Do Not Forget the Water
Flowers bring bees in. Water helps keep them there safely.
As temperatures rise in May, bees need water to cool the hive, dilute honey, and hydrate. The problem is that many common water sources are dangerous for bees. Deep birdbaths, buckets, pools, fountains, and ponds can all become drowning hazards.
That is the simple reason the Bee Raft exists.
A Bee Raft gives bees a floating landing place so they can drink without falling into the water. Put it in a birdbath, pond, fountain, bucket, barrel, or other calm water source, and it instantly makes that water more bee-friendly.

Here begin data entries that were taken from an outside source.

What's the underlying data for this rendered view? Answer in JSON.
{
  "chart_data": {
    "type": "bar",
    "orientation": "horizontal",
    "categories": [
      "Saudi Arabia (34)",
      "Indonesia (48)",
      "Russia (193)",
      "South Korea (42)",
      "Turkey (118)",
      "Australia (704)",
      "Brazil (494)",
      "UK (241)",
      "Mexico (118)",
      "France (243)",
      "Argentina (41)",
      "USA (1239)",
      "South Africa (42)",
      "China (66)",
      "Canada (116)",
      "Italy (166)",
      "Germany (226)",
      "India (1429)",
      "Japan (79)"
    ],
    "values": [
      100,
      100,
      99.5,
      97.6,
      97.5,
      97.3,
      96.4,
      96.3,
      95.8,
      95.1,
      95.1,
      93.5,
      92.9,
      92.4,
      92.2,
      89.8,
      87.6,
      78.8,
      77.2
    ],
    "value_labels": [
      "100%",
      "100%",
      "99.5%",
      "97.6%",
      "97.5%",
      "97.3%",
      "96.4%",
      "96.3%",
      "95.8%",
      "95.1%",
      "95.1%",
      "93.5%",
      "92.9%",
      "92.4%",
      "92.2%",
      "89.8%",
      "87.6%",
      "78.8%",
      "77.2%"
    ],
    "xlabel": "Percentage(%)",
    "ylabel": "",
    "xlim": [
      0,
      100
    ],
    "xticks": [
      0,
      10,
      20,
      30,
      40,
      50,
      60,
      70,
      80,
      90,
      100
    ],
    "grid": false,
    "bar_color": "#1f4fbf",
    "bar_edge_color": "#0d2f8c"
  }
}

Build a Simple May Bee Station
Here is a simple setup:
Place a Bee Raft in a shallow birdbath or calm fountain. Add nearby pots or garden beds with lavender, salvia, California poppy, rosemary, zinnias, or native wildflowers. Avoid pesticides. Keep the water fresh.
That is it.
No overcomplicated garden wizardry. Just flowers, safe water, and a little common sense — the old ways still work.
Final Thought
May is the perfect month to help bees because the garden is waking up and pollinators are working hard. A few bee-friendly plants can make a real difference, especially when paired with a safe water source.
Plant the flowers. Skip the pesticides. Add safe water.